●釣り方のコツ
 基本は18尺以上のチョーチン釣りだが、天候や新べらの放流によりタナが上がることがあるので、スタート時はサオを交換してサワリが続くタナを探るのが急所。エサ落ち目盛りは、パイプトップで水面に5〜7目盛り出た位置にし、毎回トップ先端までなじませてへら鮒のタナをつくる。
 食いが渋いときは、硬いグルテンを小さくハリ付けし、食いがよいときは軟らかく大きめに付ける。アタリは、なじんだ直後から1目盛り上がる間のものに絞り、アタリが出るタイミングを掴んだら、長く待たないで積極的に打ち返していく。
 晴天時には日中になるとタナが上がったり、渋いときは下がる傾向がある。そのためひとつの釣り方で通すのではなく、時合の変化にサオの長さを換えて対応。下ハリスの長さも、アタリの頻度に応じて、長さをマメに調節する。
●食い渋るへら鮒を集魚し、タナを安定させる最強バラケ
バラケ ダンゴの底釣り夏50cc+新B300cc+セット専用バラケ100cc+水100cc
●作り方/麩をボウルにすべて入れ水を加えたら、熊手状の指で30回ほど強くかき混ぜて2〜3分放置する。
くわせ 本グル50cc+水60cc
「本グル」ってどんなエサ?
攻め、待ち、どちらでもいける万能のくわせタイプのグルテン。グルテン繊維がマッシュを抱え込み、深いタナまでしっかり持って、明確なアタリをもたらす。待てるうえに誘いが効き、軽いのでへら鮒の吸い込みも抜群。宙釣りのセットのくわせ、深ダナ狙い、底釣りなどに効果的。食い渋る厳寒期の待ち釣りにも威力を発揮する。単品で使えるのはもちろんのこと、「新べらグルテン」をブレンドすればバラケ性がアップし、「いもグルテン」をブレンドすれば、重さが付き底釣りにも対応できる。
ここがポイント
1. アタリがなくなったとき
 へら鮒が散るというより、タナが下がる「下ズリ」が原因。エサをいじる前にサオを3尺長いものと交換して、深いタナを狙う。ここで麩を足すと、水分を吸いきっていない粒子が舞ってアタリが出にくくなるので、バラケエサの形を変える。
■修正方法 それまでより、ひと回り大きくつまんだバラケを指で強く押さえて角張らせてエサ付けする。

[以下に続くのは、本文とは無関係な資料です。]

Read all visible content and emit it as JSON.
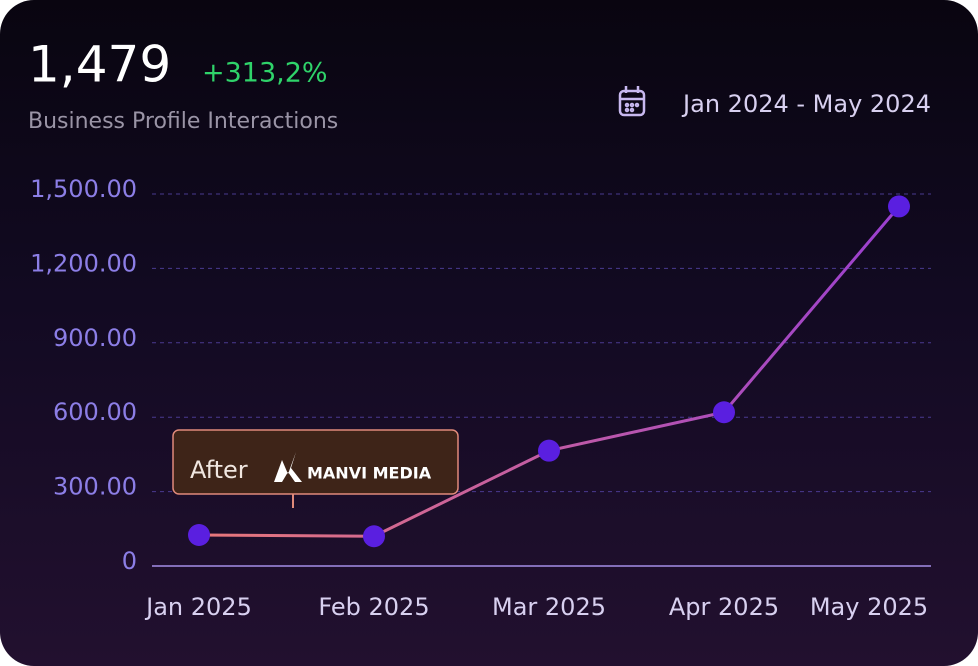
{
  "header": {
    "total": "1,479",
    "change": "+313,2%",
    "subtitle": "Business Profile Interactions",
    "date_range": "Jan 2024 - May 2024"
  },
  "chart_data": {
    "type": "line",
    "categories": [
      "Jan 2025",
      "Feb 2025",
      "Mar 2025",
      "Apr 2025",
      "May 2025"
    ],
    "values": [
      125,
      120,
      465,
      620,
      1450
    ],
    "line_colors": [
      "#e8787a",
      "#9a3fd0"
    ],
    "point_color": "#5a1fe0",
    "ylim": [
      0,
      1500
    ],
    "yticks": [
      0,
      {
        "value": 300,
        "label": "300.00"
      },
      {
        "value": 600,
        "label": "600.00"
      },
      {
        "value": 900,
        "label": "900.00"
      },
      {
        "value": 1200,
        "label": "1,200.00"
      },
      {
        "value": 1500,
        "label": "1,500.00"
      }
    ],
    "grid": true,
    "annotation": {
      "text": "After",
      "brand": "MANVI MEDIA"
    }
  }
}
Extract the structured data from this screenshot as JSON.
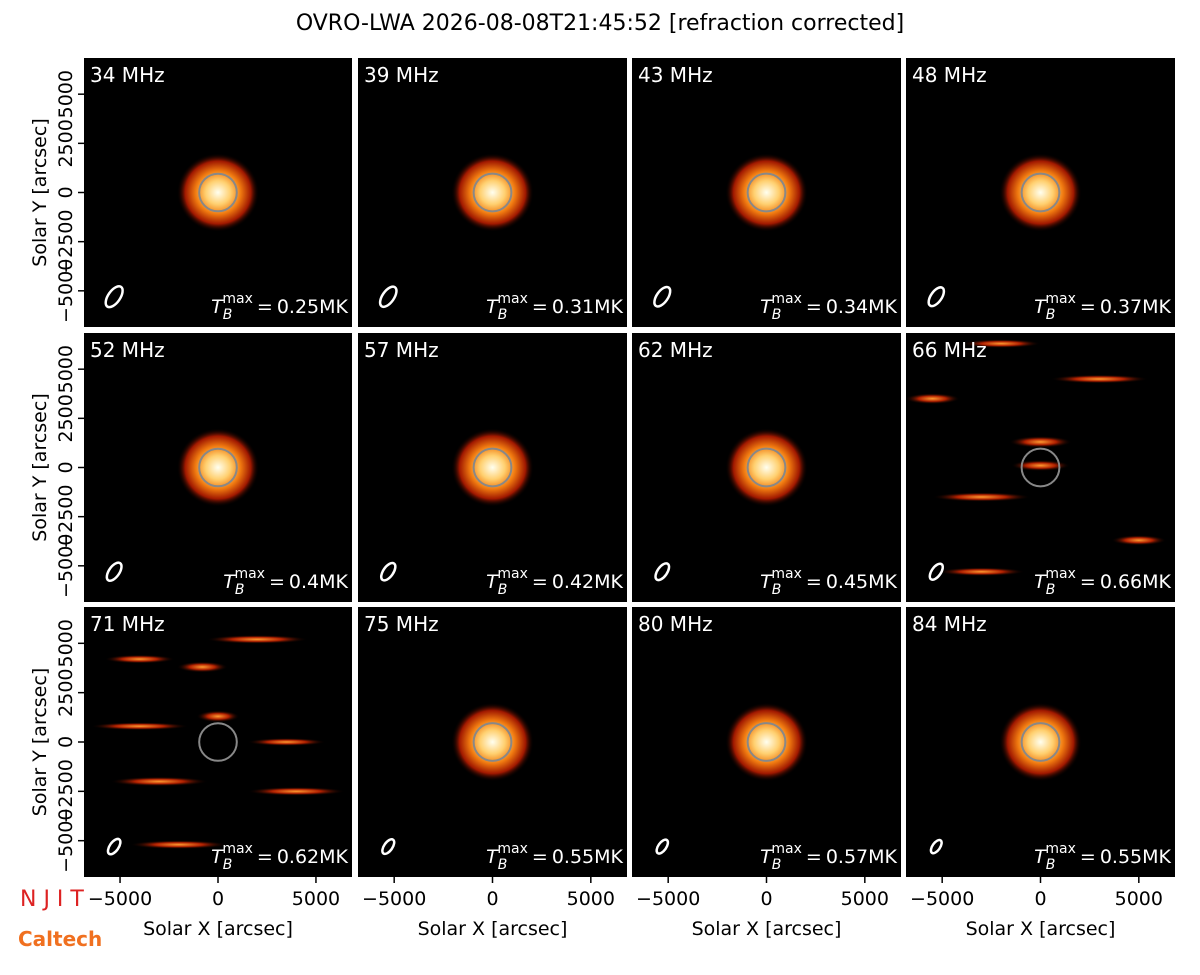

トップが完全になじんだらすぐに打ち返してタナに集魚する。

2. アタリがあるのに釣れないとき
 年内なら天候によりバラケに強く反応することがある。バラケを軟らかいダンゴタッチに換えて、上エサも食ってもいいように手直しする。食い気があるときは、グルテンも硬いとカラツンの原因になるので、軟らかいものをひと回り大きくエサ付けする。さらにハリス段差を狭くしてみよう。
■修正方法 半分に分けたバラケに手水を1〜2回打ち、ボウルのヘリに押し付けるように10回ほど練りこむ。これで反応が鈍ければ残りのボソを足して動きを見る。グルテンはエサの上から手水を垂らし、軟らかくなった部分をつまんでハリ付けする。
3. 新べらの寄りがすこぶるよいとき
 セット釣りではカラツンが多くなるので、ハリスは50cmと65cmにチェンジして両グルテンで狙ってみよう。この時のエサは「新べらグルテン」100cc+「本グル100」cc+水200cc。手の甲でエアー抜きしたものを上下のハリに5円玉大にエサ付けし、落ち込みの小さく抑えるアタリを狙うと大釣りが期待できるので、放流直後にオススメ。
●基本セッティング
竿は18〜24尺。放流ベラが入ったときは13〜16尺。ウキは18尺チョーチンのタナでは羽根寸16cmのパイプトップ。21尺では羽根寸18cmを使用。ハリスの長さは上15cmと下60cmが目安だが、アタリが多いときは下ハリスを5cmずつ短くする。反対に渋いときは10cmずつ長くする。

●オモリ
「絡み止めタングステンオモリ」1gを使用してハリスの絡みを防止する。これに板オモリを17mm×20〜30mmほど足す。


●エサの大きさ

バラケ バラケの大きさは直径3cmを標準とし、打ち始めは角張らせて集魚し、アタリが多くなったらひと回り小さくていねいにエサ付けする。


くわせ グルテンは直径7mmの大きさで、できるだけ丸く付けるとカラツンが少なくなる。